The way he said her name — low, familiar, like he had already been saying it in his head — made her pulse stutter.
She should have walked away. But she found herself asking, “Why here? Why this town?”
Rowan hesitated, then offered the smallest sliver of truth. “Because the light here is different. I thought if anything could pull me out of the block I’ve been in… it might be this place.” His gaze drifted over her face. “Or the people in it.”
The air thickened. Elara became acutely aware of everything — the warm morning sun on her skin, the distant call of gulls, the faint scent of his soap mixed with sea salt. She hadn’t stood this close to anyone in years. Not like this.
“You’re trouble,” she said quietly. It wasn’t entirely an accusation.
A ghost of a smile touched his lips. “I’ve been called worse.”
She took a step back, needing distance before she did something stupid like invite him for coffee or ask him to tell her why he looked like a man preparing to say goodbye to the world.
“Just… respect the research zones,” she managed. “Please.”
Rowan nodded once. “You have my word.”
As she turned to leave, his voice stopped her.
“Elara?”
She glanced back.
“Thank you,” he said. “For yelling at me last night. It was the first real thing I’ve felt in a long time.”
Her heart clenched. She didn’t know how to respond to that kind of honesty, so she simply nodded and continued up the path toward the lighthouse, her steps faster than necessary.
Back in her lab, Elara tried to lose herself in work. She labeled samples, updated logs, and reviewed data from the previous night. But her mind kept drifting to the man in the cottage. To that single devastating line in his notebook. To the way the bay had glowed around him like it was welcoming him home.

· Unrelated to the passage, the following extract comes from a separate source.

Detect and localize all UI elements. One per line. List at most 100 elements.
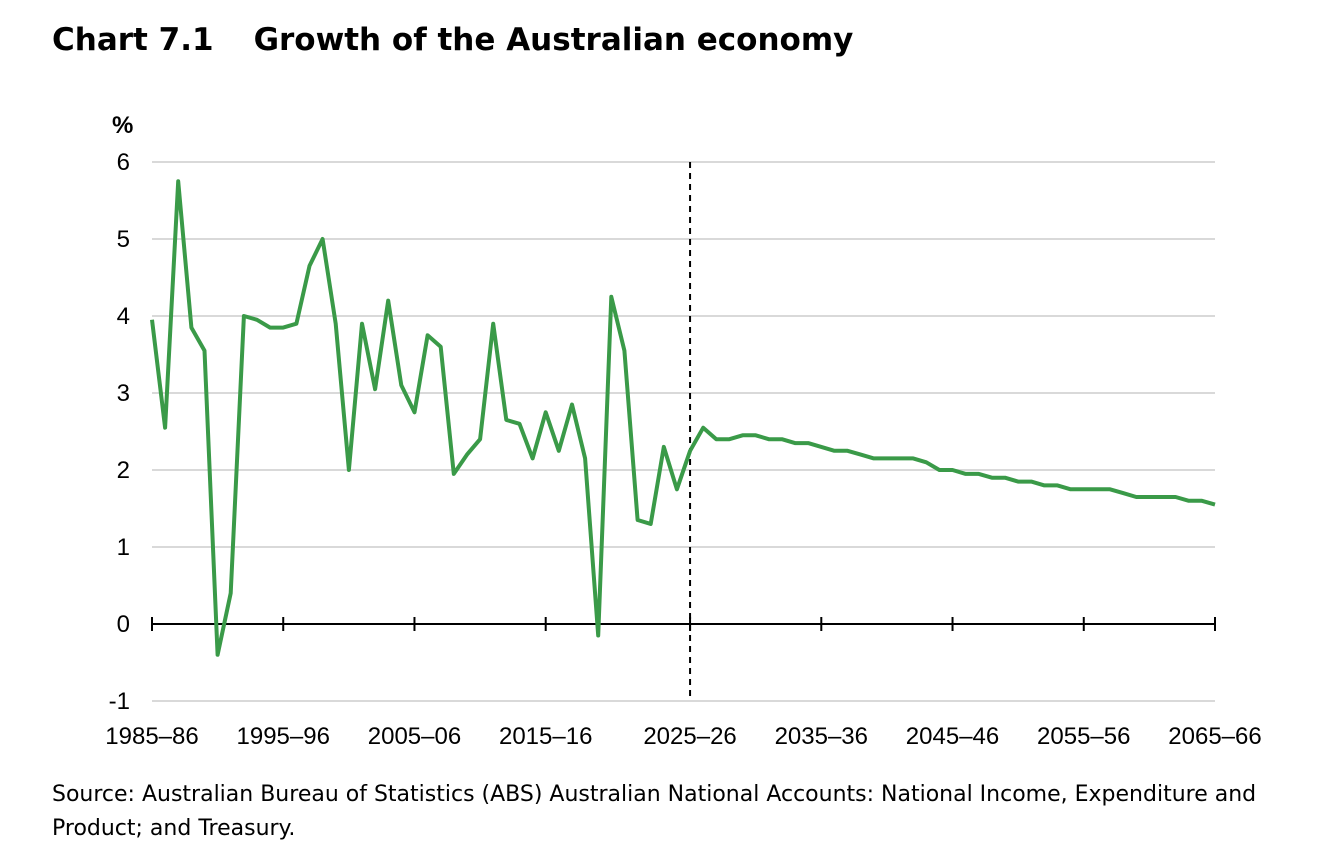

She stepped onto the balcony later that afternoon and looked down toward the cottage. Rowan was sitting on the porch with his notebook open on his lap, pen moving slowly across the page. He looked peaceful. Almost content.
For the first time in years, the solitude Elara had cultivated so carefully felt less like protection and more like loneliness.
She turned away from the view, but the feeling followed her inside.
Down at the cottage, Rowan paused in his writing. He glanced up at the lighthouse, where he could just make out Elara’s silhouette against the glass.
He touched the temple where the pain had returned this morning — sharper now, more insistent. The doctors had been very clear. Six months. Maybe less if the tumor kept growing.
He had come here to finish his last book and fade quietly from the world.
But Dr. Elara Voss, with her fierce eyes and guarded heart, was quickly becoming a complication he hadn’t planned for.
Rowan looked down at the new line he had just written:
She burned with the kind of light that made a dying man want to live.
He closed the notebook slowly, a quiet ache settling deep in his chest.
The light was already burning blue.
And he was already in danger of catching fire.